3.11   Dado que os objectivos desta iniciativa são expressamente de ordem socioeconómica e de emprego, a eficácia dos programas deve absolutamente ser avaliada também nestes domínios, de forma diferenciada segundo os dois grupos visados (microempresas do sector da economia social e pessoas desfavorecidas). Visto que até agora só são tidos em conta o volume de crédito e o número de beneficiários, o Comité recomenda que também se considere a primeira inserção no mercado de trabalho, o rendimento obtido e os efeitos indirectos suplementares no trabalho dos diferentes grupos mencionados na comunicação da Comissão. Só então se poderá provar o êxito da iniciativa nestes dois domínios (15).

3.12   Há que destacar que, no n.o 1 do artigo 4.o, a proposta da Comissão também prevê medidas de apoio, nomeadamente actividades de comunicação, acompanhamento, controlo, auditoria e avaliação. Contudo, não está claro se se trata de aconselhamento para os fundadores de empresas ou para as instituições de microfinança sobre a forma como estas se devem organizar e como os fundos disponíveis devem ser repartidos entre garantias, instrumentos de capital próprio, títulos de dívida e medidas de apoio.

3.13   Há que garantir que as condições dos juros bonificados sejam transmitidas aos clientes. Simultaneamente, há que especificar que parte dos fundos é destinada aos bancos intermediários e/ou às instituições de microfinança como pagamento pela execução dos contratos.

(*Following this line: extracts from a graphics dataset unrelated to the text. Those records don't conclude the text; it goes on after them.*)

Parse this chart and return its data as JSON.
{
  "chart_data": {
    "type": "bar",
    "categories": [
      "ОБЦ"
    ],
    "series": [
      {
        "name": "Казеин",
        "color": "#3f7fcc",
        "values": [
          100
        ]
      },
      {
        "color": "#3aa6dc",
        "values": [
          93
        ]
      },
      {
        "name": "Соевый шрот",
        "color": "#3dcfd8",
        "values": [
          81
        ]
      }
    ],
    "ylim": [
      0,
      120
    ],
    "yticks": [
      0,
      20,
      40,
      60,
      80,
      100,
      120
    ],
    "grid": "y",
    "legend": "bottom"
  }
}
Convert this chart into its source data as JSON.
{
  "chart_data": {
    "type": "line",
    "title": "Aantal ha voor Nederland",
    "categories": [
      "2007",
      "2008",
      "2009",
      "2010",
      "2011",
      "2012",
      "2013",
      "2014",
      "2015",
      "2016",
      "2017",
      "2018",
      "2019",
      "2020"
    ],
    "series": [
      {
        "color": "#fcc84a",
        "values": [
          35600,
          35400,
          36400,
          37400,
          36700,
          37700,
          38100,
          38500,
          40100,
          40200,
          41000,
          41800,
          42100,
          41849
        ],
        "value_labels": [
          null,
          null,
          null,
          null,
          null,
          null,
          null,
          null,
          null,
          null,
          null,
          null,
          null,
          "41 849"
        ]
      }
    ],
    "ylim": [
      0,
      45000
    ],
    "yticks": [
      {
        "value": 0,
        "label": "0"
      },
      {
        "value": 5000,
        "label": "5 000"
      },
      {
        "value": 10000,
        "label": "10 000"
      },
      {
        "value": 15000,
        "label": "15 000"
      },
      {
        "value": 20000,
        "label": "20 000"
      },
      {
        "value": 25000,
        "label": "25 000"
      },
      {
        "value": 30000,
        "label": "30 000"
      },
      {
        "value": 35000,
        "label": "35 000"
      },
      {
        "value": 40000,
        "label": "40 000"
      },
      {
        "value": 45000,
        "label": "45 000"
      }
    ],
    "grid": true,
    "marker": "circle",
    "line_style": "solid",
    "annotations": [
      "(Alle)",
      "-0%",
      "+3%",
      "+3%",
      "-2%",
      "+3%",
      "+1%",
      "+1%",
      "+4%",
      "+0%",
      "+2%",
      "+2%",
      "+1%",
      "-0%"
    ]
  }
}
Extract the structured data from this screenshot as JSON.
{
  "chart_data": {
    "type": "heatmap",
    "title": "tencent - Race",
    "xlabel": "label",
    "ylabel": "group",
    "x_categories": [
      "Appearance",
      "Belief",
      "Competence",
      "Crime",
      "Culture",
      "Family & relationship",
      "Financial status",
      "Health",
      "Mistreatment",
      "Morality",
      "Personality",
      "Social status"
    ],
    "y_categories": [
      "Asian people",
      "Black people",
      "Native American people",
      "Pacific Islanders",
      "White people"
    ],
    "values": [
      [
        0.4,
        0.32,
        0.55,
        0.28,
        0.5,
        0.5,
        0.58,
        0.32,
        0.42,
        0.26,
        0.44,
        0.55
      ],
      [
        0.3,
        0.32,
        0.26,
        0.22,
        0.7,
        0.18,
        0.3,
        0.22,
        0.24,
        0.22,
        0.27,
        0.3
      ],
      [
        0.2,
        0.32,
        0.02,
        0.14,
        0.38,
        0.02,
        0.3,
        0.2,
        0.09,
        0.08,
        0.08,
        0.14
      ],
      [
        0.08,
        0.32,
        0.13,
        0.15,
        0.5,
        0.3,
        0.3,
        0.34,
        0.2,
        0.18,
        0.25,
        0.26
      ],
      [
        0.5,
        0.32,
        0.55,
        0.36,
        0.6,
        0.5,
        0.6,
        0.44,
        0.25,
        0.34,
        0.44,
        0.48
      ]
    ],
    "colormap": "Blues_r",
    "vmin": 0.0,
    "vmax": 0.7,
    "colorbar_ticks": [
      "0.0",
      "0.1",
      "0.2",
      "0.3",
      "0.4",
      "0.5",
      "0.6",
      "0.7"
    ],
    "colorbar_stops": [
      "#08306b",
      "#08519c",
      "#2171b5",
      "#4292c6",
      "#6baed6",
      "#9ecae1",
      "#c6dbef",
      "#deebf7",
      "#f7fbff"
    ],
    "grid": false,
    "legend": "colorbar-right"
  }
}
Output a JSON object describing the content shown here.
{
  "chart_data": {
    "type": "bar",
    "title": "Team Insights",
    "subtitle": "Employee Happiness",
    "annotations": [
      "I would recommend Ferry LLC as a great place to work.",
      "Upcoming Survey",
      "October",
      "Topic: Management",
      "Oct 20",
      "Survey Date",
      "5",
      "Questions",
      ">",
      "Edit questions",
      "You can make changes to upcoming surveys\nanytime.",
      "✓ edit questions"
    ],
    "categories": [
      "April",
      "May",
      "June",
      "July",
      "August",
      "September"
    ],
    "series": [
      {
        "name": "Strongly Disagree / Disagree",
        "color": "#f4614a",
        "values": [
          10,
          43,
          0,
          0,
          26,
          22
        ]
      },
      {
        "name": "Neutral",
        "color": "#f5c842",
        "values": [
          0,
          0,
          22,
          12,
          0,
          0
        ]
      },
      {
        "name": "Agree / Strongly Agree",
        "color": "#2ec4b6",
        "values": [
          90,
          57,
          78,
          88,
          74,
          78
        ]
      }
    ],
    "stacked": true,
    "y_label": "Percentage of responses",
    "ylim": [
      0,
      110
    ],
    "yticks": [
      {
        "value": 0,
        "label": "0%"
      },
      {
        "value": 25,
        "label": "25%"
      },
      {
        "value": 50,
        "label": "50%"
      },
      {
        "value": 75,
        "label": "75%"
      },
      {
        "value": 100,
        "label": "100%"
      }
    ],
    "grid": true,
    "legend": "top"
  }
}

3.14   Como mencionado no parecer INT/495, o Comité apoia a iniciativa de criar um novo instrumento de microfinanciamento para os grupos visados, mas tem dúvidas quanto à pertinência de financiar um novo instrumento de microfinanciamento através da redução de meios do PROGRESS. O CESE recomenda que se analisem outras fontes de financiamento disponíveis, além do PROGRESS, para o novo instrumento.

Bruxelas, 1 de Outubro de 2009.

O Presidente do Comité Económico e Social Europeu

Mario SEPI


(1)  COM(2007) 708 p. 2.

(2)  Idem, p. 11.

(3)  Idem, p. 2.

(4)  JO L 124 de 20.5.2003, p. 36.

(5)  COM(2009) 257 de 3.6.2009.

(6)  COM(2009) 333.

(7)  Eurobarómetro (2005): “O acesso das PME ao financiamento”, Eurobarómetro Flash n.o 174.

(8)  COM(2006) 349 p. 9.

(9)  COM(2005) 121 p. 6.

(10)  COM(2007) 708 p. 3.

(11)  JO C110 de 9.5.2006.

(12)  Ver http://www.gemconsortium.org/download.asp?fid=608.

(13)  Ver http://ssrn.com/abstract=976211.

(14)  Sobre o tema do microfinanciamento na UE, ver: www.nantiklum.org/Overview_final_web.pdf e www.european-microfinance.org/data/file/Librairy/ISSUE%20PAPER.pdf.

(15)  Para um tal método: ftp://repec.iza.org/RePEc/Discussionpaper/dp3220.pdf.